After determining RNA concentration and quality (A260/A280) ideally over 1.7- in nanodrop:
Sample | ng/µl | 260/280 | Vol RNA for 30 µl of 200 ng/µl | H2O to total 30 µl |
1 | 458.06 | 1.84 | 13.10 | 16.90 |
Reverse Transcription Protocol
Sample | RNA (ng/µl) | 260/280 | Volume for 1 g (µL) | H2O |
|
1 | 148.66 | 1.94 | 6.72 | 3.27 |
|
(Can use 1 ng - 5 µg of RNA per 20 µl reaction)
1. Mix the following per reaction: | (µl) | |
Random hexamers | 1 | |
10 mM dNTP | 1 | |
RNA + H2O | 10 |
2. Heat mixture to 65°C for 5 minutes on a thermocycler. Then chill samples on ice.
Use a table-top centrifuge to pull sample to bottom of tube.
3. Add the following per reaction: | (µl) | |
5X first-strand buffer | 4 | |
0.1 M DTT | 2 | |
RNAse inhibitor* | 1 | |
M-MLV RT (200 units)* | 1 |
Invitrogen™ M-MLV Reverse Transcriptase (200 U/µL) (Cat # 28025013)
*These two are enzymes, so bring them to the bench into the blue box (-20°C), NOT ON ICE
RT protocol:
1. 25°C for 10 minutes
2. 37°C for 50 minutes
3. 70°C for 15 minutes
qPCR
1. Protocol with dilution of your cDNA
● By the end of RT you have 20uL of cDNA, add 80 µl dH2O, (1/5 dilution). This is the stock.
● Mix well, take 50 µl stock. Add 100 µl dH2O (1/3 dilution).

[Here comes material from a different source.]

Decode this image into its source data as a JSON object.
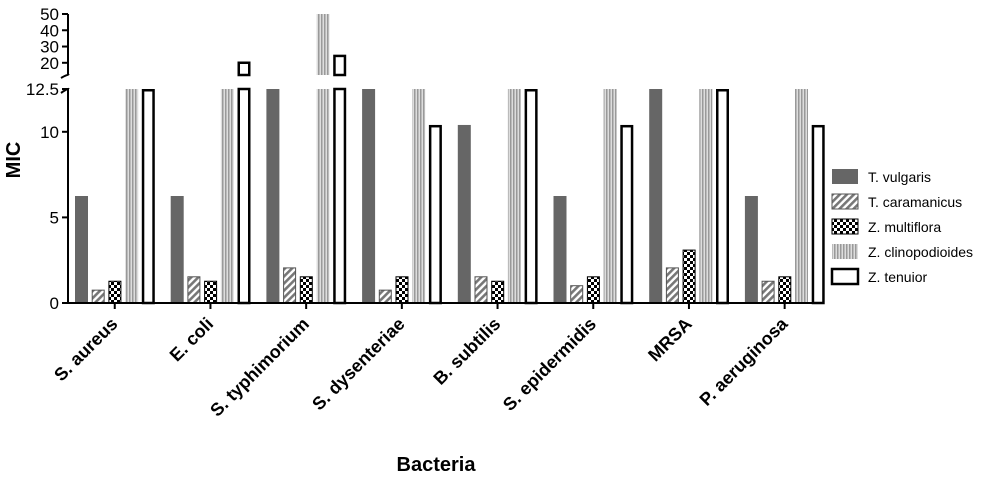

Reaction setup | 12 µl reaction |
(µl) | |
SYBR Master Mix (2X) | 6 |
Forward primer (100 µM) | 0.05 |
Reverse primer (100 µM) | 0.05 |
Template cDNA | 5.9 |
2. Protocol without dilution of your cDNA
Per reaction (µl) | |
SYBR Master Mix (2X) | 7.5 |
FW Primer (10 µM) | 0.6 |
RV Primer (10 µM) | 0.6 |
H20 | 5.3 |
Total | 14 |
+1.5 µl cDNA |
Run plate on qPCR thermal cycler
*Run samples in duplicate
*Run a calibration curve for each gene you test with serial dilutions of a sample where you know your gene is highly expressed (example of calibration curve in the protocol for Primer Validation)
You always have to run qPCR of reference genes (PPIA, GAPDH, RpL32, HPRT, TBP etc.) in parallel with your target gene.
qPCR data Analysis
● Calculate Log of the ratio of dilution curve (these values will be on your x axis)
● Take average of CT for each dilution (these values will be on your y axis)
● Calculate intercept, slope, RSQ
● Repeat for reference gene
● Calculate Adjusted CT of your samples (apply the equation of the line to your samples CT)
● Take the Log of CT
● Repeat for reference gene and calculate geomean of multiple reference genes.
● Divide the Log (gene in sample X) by Log (reference gene in sample X)
● Normalize dividing each value by the average obtained in the controls.